What is the ‘prepared mind’? what do we need to do for ourselves to improve our photos? Let’s look at some of the things that go into a typical good photo.
- The photo is sharp (not usually fuzzy). So technology can help here, if it is used appropriately.
- We can use a tripod
- We can use image stabilization
- We can use faster shutter speed (what are we trading off for this?)
- Do we have the picture focused on the right thing, or are we focusing on the wrong point…?
- Is the image lit correctly? Do I have the correct exposure?
- Cameras today have built in exposure systems that are very good at generating snapshot like images. However, if you want a dramatic image, then you might have to understand lighting; low angle light vs overhead light, or flat even light vs. hard light, or the color of the light (before or after sunrise, or mid day).
- Composition – There are so many things here, and there is not nearly the help from technology that there are for sharpness and exposure.
- Do I really want the subject dead center, or do I want it some place else?
- Remember rule of thirds
- Don’t put the horizon on the mid line
- Make sure that there is not ‘extra’ in the photo
- No strong lines coming out of someone’s head
- No extraneous lines that are not contributing (twigs, branches, arms…)
- Make sure that borders and corners are clean and are not distracting
- Are you or can you frame the photo?
- Do the lines lead you into the photo?
- Is the expression on the face the expression you want? (or is their mouth open?)

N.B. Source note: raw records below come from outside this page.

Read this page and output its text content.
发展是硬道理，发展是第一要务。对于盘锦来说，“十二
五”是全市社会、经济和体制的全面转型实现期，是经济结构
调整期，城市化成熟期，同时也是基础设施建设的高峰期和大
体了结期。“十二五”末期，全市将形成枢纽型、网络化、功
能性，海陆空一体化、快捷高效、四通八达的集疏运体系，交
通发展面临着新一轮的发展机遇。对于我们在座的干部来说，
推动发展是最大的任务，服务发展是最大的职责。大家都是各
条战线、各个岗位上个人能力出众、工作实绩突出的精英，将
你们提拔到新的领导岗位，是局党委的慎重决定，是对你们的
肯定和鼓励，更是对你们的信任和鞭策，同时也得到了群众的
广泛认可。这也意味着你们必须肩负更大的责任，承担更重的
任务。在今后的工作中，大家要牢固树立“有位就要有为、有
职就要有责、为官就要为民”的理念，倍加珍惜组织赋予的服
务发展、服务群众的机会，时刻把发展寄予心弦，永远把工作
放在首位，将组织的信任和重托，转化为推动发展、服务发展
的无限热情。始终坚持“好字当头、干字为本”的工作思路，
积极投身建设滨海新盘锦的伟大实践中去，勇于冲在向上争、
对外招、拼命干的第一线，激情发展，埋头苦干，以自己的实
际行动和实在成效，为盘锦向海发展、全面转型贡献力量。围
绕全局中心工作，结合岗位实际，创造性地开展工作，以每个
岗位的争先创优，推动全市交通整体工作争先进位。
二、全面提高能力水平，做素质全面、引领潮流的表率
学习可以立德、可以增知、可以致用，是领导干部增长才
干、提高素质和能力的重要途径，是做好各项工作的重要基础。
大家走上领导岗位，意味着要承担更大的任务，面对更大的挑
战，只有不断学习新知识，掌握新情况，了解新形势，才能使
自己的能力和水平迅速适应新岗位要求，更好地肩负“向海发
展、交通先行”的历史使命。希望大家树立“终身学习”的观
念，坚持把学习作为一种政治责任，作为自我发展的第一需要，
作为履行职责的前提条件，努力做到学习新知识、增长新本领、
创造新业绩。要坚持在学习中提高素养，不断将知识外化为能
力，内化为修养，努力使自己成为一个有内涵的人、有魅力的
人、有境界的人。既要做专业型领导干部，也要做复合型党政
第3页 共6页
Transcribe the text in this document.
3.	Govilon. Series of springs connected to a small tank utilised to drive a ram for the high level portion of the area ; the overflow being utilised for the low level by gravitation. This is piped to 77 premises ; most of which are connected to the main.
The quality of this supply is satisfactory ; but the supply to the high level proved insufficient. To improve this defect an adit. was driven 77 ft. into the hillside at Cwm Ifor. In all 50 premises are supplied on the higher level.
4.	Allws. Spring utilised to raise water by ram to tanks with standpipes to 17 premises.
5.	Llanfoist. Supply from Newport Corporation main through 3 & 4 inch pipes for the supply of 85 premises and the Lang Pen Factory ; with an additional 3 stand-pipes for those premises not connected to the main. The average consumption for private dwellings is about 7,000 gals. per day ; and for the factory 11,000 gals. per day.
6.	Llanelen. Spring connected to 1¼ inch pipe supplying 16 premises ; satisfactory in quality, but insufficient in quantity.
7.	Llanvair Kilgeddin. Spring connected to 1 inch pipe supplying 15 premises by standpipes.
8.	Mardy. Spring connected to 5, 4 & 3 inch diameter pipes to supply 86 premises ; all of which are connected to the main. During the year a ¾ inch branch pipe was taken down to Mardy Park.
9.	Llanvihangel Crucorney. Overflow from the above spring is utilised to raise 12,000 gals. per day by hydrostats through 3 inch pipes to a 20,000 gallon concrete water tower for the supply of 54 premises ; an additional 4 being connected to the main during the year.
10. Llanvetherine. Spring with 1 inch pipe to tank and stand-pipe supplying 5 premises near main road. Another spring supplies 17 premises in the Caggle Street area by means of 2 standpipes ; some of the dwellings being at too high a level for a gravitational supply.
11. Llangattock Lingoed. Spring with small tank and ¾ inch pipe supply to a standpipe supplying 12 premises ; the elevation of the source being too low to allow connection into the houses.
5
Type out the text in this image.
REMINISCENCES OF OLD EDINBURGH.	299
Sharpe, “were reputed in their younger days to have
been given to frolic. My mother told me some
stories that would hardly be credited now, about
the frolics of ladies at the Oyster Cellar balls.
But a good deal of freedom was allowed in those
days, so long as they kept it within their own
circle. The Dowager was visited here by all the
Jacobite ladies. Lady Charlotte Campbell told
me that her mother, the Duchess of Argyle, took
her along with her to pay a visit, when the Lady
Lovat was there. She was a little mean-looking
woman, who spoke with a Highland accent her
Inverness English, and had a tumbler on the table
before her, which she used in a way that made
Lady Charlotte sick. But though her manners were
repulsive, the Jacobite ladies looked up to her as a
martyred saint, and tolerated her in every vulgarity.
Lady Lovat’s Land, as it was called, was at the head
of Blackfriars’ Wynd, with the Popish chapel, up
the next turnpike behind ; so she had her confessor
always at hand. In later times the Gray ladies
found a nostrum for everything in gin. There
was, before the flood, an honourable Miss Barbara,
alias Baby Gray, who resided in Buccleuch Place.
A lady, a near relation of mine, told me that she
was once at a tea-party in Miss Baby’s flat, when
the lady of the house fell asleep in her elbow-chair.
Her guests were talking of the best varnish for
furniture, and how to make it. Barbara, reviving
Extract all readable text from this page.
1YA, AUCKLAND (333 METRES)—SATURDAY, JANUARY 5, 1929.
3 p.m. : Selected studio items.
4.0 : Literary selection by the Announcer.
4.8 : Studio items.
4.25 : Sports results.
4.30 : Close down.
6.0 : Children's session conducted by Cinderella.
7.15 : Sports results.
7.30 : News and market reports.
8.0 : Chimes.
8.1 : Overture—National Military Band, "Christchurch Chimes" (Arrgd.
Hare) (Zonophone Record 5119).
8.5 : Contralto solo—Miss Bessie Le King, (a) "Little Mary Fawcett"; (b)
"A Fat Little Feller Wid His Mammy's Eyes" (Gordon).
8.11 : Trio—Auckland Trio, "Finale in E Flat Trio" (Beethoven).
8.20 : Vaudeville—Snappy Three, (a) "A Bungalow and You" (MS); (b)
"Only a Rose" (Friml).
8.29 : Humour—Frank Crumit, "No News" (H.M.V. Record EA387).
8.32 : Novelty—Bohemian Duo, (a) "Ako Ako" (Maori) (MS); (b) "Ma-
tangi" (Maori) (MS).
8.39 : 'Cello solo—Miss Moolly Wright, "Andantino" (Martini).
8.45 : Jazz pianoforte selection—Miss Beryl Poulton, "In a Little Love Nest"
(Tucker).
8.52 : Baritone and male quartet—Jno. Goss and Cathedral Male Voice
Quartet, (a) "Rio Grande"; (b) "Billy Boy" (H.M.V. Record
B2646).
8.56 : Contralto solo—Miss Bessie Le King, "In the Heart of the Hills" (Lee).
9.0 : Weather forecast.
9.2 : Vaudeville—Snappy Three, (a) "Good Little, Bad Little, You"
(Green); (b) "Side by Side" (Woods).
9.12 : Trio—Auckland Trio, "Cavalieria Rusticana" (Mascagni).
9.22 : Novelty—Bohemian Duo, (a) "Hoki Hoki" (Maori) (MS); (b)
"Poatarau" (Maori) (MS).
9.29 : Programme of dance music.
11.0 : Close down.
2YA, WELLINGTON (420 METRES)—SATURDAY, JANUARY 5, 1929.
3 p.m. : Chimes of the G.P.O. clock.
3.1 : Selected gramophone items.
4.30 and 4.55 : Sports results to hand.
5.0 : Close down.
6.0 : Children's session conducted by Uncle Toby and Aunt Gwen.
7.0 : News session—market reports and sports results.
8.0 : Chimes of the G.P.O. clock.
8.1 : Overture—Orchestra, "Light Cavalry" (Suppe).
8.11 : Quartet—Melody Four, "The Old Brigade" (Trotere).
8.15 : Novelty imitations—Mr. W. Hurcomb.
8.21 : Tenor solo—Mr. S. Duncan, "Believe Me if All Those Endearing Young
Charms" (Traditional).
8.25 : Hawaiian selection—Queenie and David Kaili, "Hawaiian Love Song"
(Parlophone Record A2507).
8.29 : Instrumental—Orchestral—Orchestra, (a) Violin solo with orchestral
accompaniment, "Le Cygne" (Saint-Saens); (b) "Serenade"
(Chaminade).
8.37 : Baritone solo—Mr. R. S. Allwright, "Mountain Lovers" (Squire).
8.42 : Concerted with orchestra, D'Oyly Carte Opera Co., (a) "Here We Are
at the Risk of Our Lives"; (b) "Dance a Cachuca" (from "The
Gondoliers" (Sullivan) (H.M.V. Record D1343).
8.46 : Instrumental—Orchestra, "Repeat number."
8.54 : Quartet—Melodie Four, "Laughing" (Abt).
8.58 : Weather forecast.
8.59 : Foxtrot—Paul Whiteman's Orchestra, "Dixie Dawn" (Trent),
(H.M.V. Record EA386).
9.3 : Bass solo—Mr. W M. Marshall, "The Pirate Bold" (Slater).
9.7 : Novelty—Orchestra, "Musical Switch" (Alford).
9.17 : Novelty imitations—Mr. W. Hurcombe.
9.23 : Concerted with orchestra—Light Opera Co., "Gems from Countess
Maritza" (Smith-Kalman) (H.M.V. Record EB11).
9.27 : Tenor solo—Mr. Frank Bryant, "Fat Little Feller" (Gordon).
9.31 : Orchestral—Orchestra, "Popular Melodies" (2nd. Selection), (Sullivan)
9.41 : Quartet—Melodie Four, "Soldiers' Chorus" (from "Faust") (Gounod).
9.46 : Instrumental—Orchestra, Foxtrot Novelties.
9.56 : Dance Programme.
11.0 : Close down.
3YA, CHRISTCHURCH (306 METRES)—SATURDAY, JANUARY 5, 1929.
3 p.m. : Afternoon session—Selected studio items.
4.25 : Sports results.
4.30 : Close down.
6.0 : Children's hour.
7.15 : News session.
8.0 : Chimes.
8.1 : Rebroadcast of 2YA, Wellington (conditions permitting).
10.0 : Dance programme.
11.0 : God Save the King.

- … and the list goes on ….
And if you can do all of the above in the 2 seconds that you bring the camera to your eye and snap, you are a better person than I.
What is a prepared mind with regard to photography? For me, and folks that I work with it means that we practice evaluating photos to see what works and what doesn’t work in photos. We practice enough that looking at a photo on the screen or in the camera or in magazines, until it is second nature to figure out what works and what doesn’t work. Where does naiveness show up in your photography?
So, we can try and practice with our own photos, but I have found that usually doesn’t work very well, particularly for learning in the beginning. What I have found works much better is to practice with other people’s photos. I strongly recommend that you get yourself an account on 500px . Then force yourself to write reviews of photos. Having to write a review forces you to evaluate the photo and what works and does not work in it. After a few hundred reviews you will understand what sorts of things work in photos and what does not. This is the practice that creates the prepared mind. And now, taking good photos is not so naively simple.